Q: Have we discussed these ideas with Release Engineering folks? They are currently working on a similar CD project, but it might be MediaWiki focused only.

Q: Have we discussed these ideas with Release Engineering folks? They are currently working on a similar CD project, but it might be MediaWiki focused only.

@BTullis is familiar with the design document and these ideas, I'm not sure which CD project in particular you're referring to though.

@thcipriani I think I recall you or RelEng mentioning a GitLab CD project. Got any links?

Tagging Release Engineering for consultation.

@lbowmaker can we clarify the user story / requirement here? As written it makes sense, but we might be missing something.

Is the intention to just have CD of artifacts/HQL/repos to HDFS? Or is the intention to also support CD for airflow-dags that use those artifacts?

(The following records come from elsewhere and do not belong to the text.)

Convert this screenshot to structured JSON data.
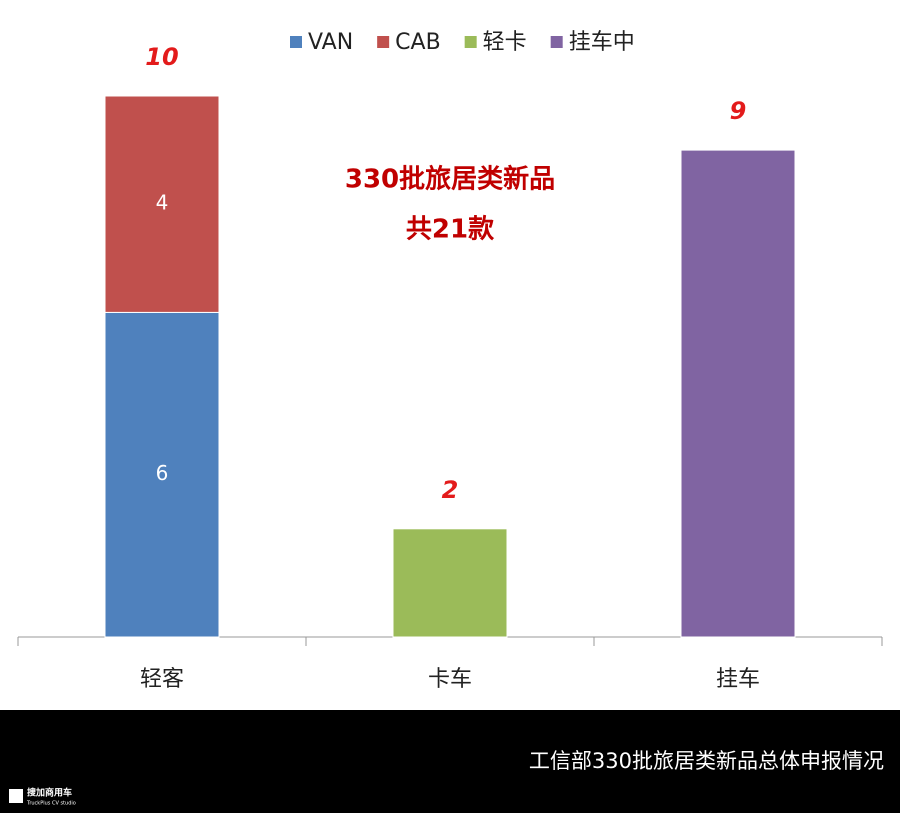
{
  "chart_data": {
    "type": "stacked_bar",
    "categories": [
      "轻客",
      "卡车",
      "挂车"
    ],
    "series": [
      {
        "name": "VAN",
        "color": "#4f81bd",
        "values": [
          6,
          null,
          null
        ],
        "labels": true
      },
      {
        "name": "CAB",
        "color": "#c0504d",
        "values": [
          4,
          null,
          null
        ],
        "labels": true
      },
      {
        "name": "轻卡",
        "color": "#9bbb59",
        "values": [
          null,
          2,
          null
        ],
        "labels": false
      },
      {
        "name": "挂车中",
        "color": "#8064a2",
        "values": [
          null,
          null,
          9
        ],
        "labels": false
      }
    ],
    "totals": [
      10,
      2,
      9
    ],
    "ylim": [
      0,
      10
    ],
    "legend": "top",
    "annotation": [
      "330批旅居类新品",
      "共21款"
    ],
    "caption": "工信部330批旅居类新品总体申报情况",
    "logo": {
      "name": "搜加商用车",
      "subtitle": "TruckPlus CV studio"
    }
  }
}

As written, CD will work for job artifacts, but there will be no CD for schedulers to use those new artifacts. I think this is fine and good, but I just want to make sure this is the intention.

(It will make the implementation simpler if we don't need CD for real use of artifacts.)

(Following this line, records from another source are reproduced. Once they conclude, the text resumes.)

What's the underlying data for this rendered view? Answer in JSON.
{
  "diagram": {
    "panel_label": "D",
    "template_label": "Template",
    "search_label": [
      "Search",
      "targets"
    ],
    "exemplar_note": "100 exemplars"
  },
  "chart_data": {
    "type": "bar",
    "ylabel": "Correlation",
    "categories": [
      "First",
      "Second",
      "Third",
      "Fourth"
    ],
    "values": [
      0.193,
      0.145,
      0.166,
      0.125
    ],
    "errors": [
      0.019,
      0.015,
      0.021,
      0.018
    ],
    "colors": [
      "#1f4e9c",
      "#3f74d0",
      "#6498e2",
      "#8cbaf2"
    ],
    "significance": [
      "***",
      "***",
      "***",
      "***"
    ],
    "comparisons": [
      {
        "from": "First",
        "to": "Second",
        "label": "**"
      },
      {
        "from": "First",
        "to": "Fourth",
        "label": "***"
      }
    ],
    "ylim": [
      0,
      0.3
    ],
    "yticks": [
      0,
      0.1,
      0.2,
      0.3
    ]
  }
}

@Ottomata the intention was to avoid the weekly deployments for simple things.

Is this possible with the proposed process?

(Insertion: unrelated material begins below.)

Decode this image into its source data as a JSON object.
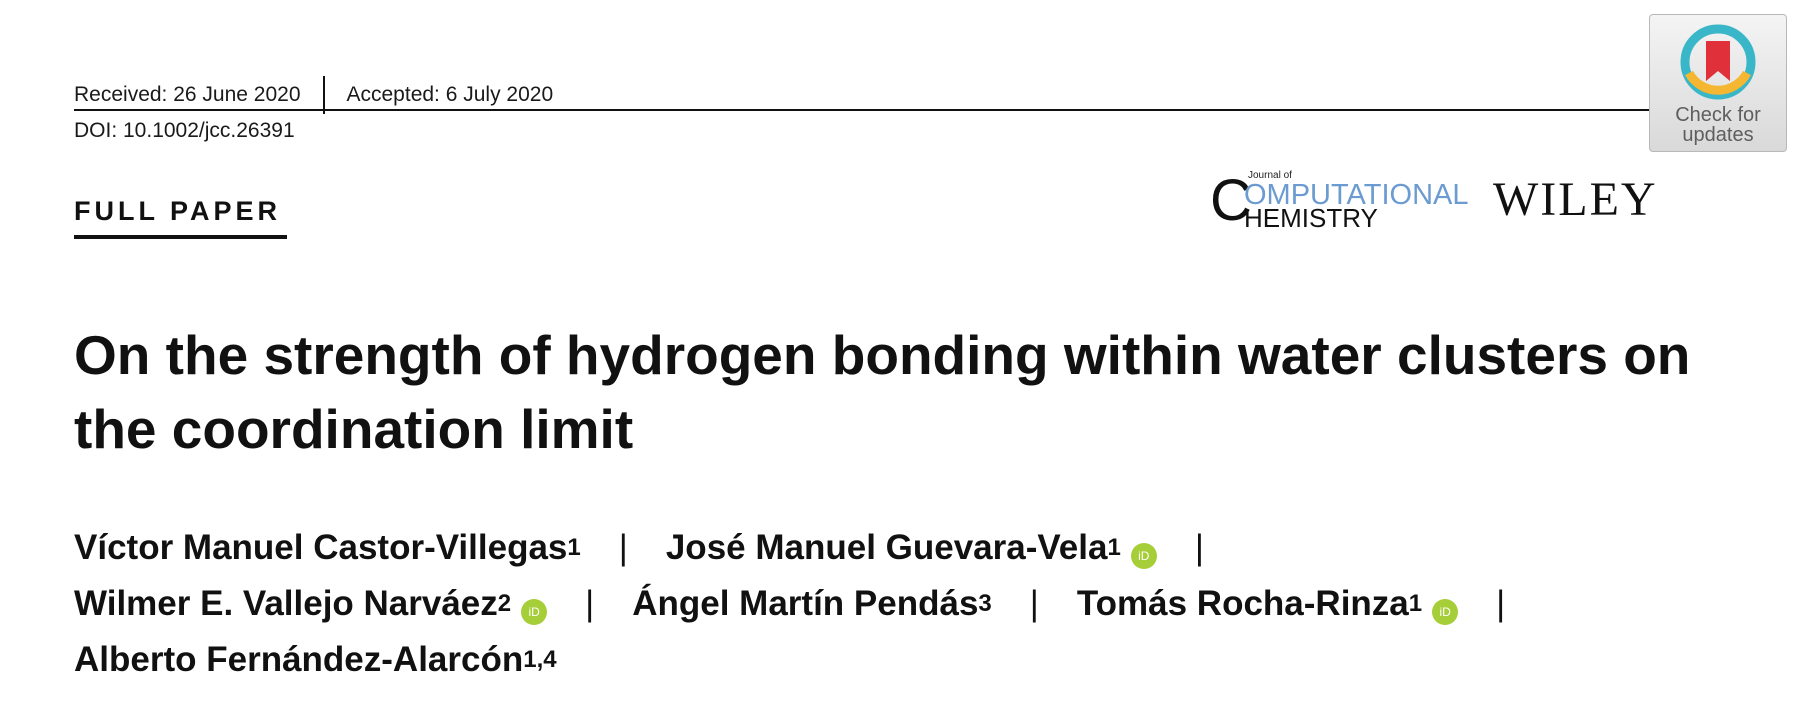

  • Analyst/Eng makes change to existing hql file
  • Changes are reviewed and merged
  • New hql file is synced to HDFS
  • On next run of Airflow job it picks up the change

Discussed in meeting:

It is mostly up to us. So, Aleks will proceed as if we want to support e.g. current deployment and implement it, unless something comes up where it is too complex to deal with.

In DAGs, folks can choose to use current where appropriate. My opinion is that we would use explicit versions for critical pipelines, e.g. pageviews and unique devices.

cc @Milimetric @JAllemandou @mforns

I agree. I think we should support current as well as versioned. Both have their use cases.

Has the lower-tech option of pulling from the git origin into the destination HDFS using a systemd timer been considered? This is bascially how /srv/deployment-charts is managed on the production deployment servers as an example.

Good q, I'm not certain. @amastilovic ?

The tricky bit is that HDFS isn't a normal filesystem, so we can't really just git pull there. We'd have to git pull on some box somewhere, and then sync from that box to HDFS. Currently, we manually sync to new locations every time we deploy (See Data_Platform/Systems/Refine/Deploy_Refinery and refinery-deploy-to-hdfs ).

I think we do want to keep deploying versioned artifacts (kind of like how scap manages different checkouts of different commits under the hood), so we need to keep support for deploying multiple copies of the files (probably versioned by git tag or sha1).

I'm not sure if we want to deploy every merge to main? Do we? I suppose if we wanted to systemd timer + pull, we could just do so for every git tag instead?

I've considered the option of pulling from the git origin into the destination HDFS, albeit not using a systemd timer. I've actually done something similar before in previous jobs/roles, by mounting HDFS onto a local file system, but I don't think this is a viable solution for a number of reasons:

  1. Using a timer is not an option - we want to be integrated into the GitLab's CI pipeline and utilize all the information these pipelines provide to users. HDFS deployment should be triggered on merge to main branch, and its status should be visible from GitLab UI itself.
  2. Mounting HDFS to a local filesystem is (was?) finicky and buggy, plus it would require new development and support from the SRE team.
  3. Considering the fact that we want old versions kept in HDFS, we would still need that functionality implemented somehow, which increases the complexity of what started as a simpler solution - ie it's no longer just a "systemd + git pull" but something more complicated than that.